|
Getting your Trinity Audio player ready...
|

Menlo Park has taken its next step toward redeveloping its downtown parking plazas into affordable housing. At its Aug. 26 meeting, the City Council authorized staff to release a request for proposals to six pre-qualified development teams.
The move stems from the city’s obligation under its 2023–2031 housing element, which requires Menlo Park to plan for nearly 3,000 new housing units, including more than 1,600 affordable to moderate- and lower-income households. The parking plazas, located in the heart of downtown, are listed in the Housing Element as some of the city’s most significant opportunity sites. However, business owners say losing surface parking, even if some or all of the spaces are replaced in a parking garage, would be detrimental to the downtown area.
While the city’s housing element had a goal of unit completion by 2027, it has fallen behind that target; staff emphasized that “all efforts” must be made to have the units constructed within the current housing element cycle, which ends in 2031.
Earlier this year, the city invited developers to submit their qualifications to build on the lots. Seven teams responded and in June the council selected six to advance: Alliant Communities, Eden Housing, MidPen Housing, PATH Ventures, Presidio Bay Ventures and Related Companies with Alta Housing.
Those teams will now be asked to prepare detailed proposals under the RFP. While much of the RFP was similar to the RFQ, there was one difference: some “requirements” were removed and replaced with “priorities.” One of the requirements that was changed to a priority is replacing all surface parking spaces.
Save Downtown Menlo, a group that formed to fight the loss of of the parking lots, sees it as the council breaking their promise. “For 10 months, City Council assured us that lost downtown parking would be replaced. But at Tuesday’s meeting, just before approving the RFP, they quietly removed the replacement requirement,” it said in an email newsletter. “Now, parking replacement is just a ‘priority.’ Translation: optional.”
The council also changed other requirements involving units of housing and size to priorities. The change was made after the meeting’s agenda went out.
Councilmembers were previously concerned when Eden Housing, one of the seven developers, said it would not be able to fund replacement parking.

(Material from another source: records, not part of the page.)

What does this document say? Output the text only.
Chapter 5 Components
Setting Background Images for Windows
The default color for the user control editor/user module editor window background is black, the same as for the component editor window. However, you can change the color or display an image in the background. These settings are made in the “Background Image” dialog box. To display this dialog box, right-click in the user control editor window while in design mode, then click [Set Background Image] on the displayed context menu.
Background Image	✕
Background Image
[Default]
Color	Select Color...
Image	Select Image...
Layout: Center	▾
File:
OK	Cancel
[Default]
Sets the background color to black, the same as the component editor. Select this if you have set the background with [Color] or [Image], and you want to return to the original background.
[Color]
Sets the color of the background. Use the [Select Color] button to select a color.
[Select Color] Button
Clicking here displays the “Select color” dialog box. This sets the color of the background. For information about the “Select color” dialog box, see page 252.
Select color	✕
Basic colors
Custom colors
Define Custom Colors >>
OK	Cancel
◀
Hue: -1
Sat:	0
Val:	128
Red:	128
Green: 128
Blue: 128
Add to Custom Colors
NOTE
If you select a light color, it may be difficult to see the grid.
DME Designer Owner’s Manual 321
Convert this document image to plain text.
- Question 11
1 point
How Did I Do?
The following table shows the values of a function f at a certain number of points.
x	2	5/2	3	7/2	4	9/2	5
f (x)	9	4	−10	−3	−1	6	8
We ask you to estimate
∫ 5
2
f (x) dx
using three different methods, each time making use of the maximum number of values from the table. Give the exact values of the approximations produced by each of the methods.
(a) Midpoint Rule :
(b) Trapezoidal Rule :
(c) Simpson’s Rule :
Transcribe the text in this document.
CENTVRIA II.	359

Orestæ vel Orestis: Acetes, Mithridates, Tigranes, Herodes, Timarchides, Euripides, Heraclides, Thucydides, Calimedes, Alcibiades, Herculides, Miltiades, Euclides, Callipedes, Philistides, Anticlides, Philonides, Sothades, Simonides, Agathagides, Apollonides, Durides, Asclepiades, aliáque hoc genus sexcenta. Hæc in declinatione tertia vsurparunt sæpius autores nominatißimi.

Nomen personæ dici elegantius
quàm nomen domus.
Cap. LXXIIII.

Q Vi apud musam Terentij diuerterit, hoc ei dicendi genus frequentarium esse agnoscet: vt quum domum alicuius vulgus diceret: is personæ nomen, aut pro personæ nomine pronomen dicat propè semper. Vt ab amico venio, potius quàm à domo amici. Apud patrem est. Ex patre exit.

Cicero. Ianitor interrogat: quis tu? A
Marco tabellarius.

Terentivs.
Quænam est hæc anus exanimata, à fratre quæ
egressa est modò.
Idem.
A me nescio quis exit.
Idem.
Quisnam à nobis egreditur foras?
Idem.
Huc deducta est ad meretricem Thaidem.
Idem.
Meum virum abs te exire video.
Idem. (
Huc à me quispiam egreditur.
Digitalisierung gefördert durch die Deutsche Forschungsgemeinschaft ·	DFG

The council included Eden in the RFP process since it did not want to risk punishing a developer for providing an honest assessment.
The city has already received more than 140 written public comments on the project, raising concerns about parking loss, building scale and construction impacts. The draft RFP seeks to address those issues by requiring developers to present comprehensive plans covering design, circulation, sustainability features and construction mitigation.
Proposals will be evaluated on several factors: the strength of the development concept, the team’s experience and financial capacity, the project’s community benefits and engagement plan, and the quality of long-term property management. The city may hold public open houses and developer interviews before making a final selection.
Staff expects to release the RFP in September with a 90-day response window, leading to council review and developer selection in early 2026.
While city staff stressed that neither an ongoing lawsuit nor a proposed ballot initiative legally prevents issuing the RFP at this stage, both could complicate future steps.





Already the promise to replace surface parking taken by this project is starting go soft. Now instead of required it is a “priority”. Yeah, sure it is. When they need to cut cost because those expensive parking spaces that will be in those garages, guess what goes from being a priority to nonexistent?
Here are some important clarifications:
1. The included staff comment that the housing units must be CONSTRUCTED by 2031 is INCORRECT. The City only needs to approve building permits for all housing during this housing element cycle.
2. Both big changes that Arden mentions were made after the staff report on the prior Thursday and the Council largely ignored both during their discussion. Why did they make them? And what impacts do the Council expect? This behavior further undermines our communities trust in the City Council.
3. The Council and planning staff had continued to claim this project had to be completed by 2027 even though this has not been a realistic date for more than a year. Why? To create a false sense of urgency and put pressure on the planning process?
This project couldn’t be completed by 2027 if they tried. If the work is phased they way they have been discussing, this project is four years minimum. If they stared tomorrow they wouldn’t be done until 2029. I’m so sick and tired of this council gas lighting us and trying to shove their agenda down our throats. We don’t want it. We’ve made it abundantly clear we don’t want it, yet still they keep trying to force it through. There are other, better places for this housing that don’t require tearing up the downtown to do it. Or, gifting citizen owned property to developers.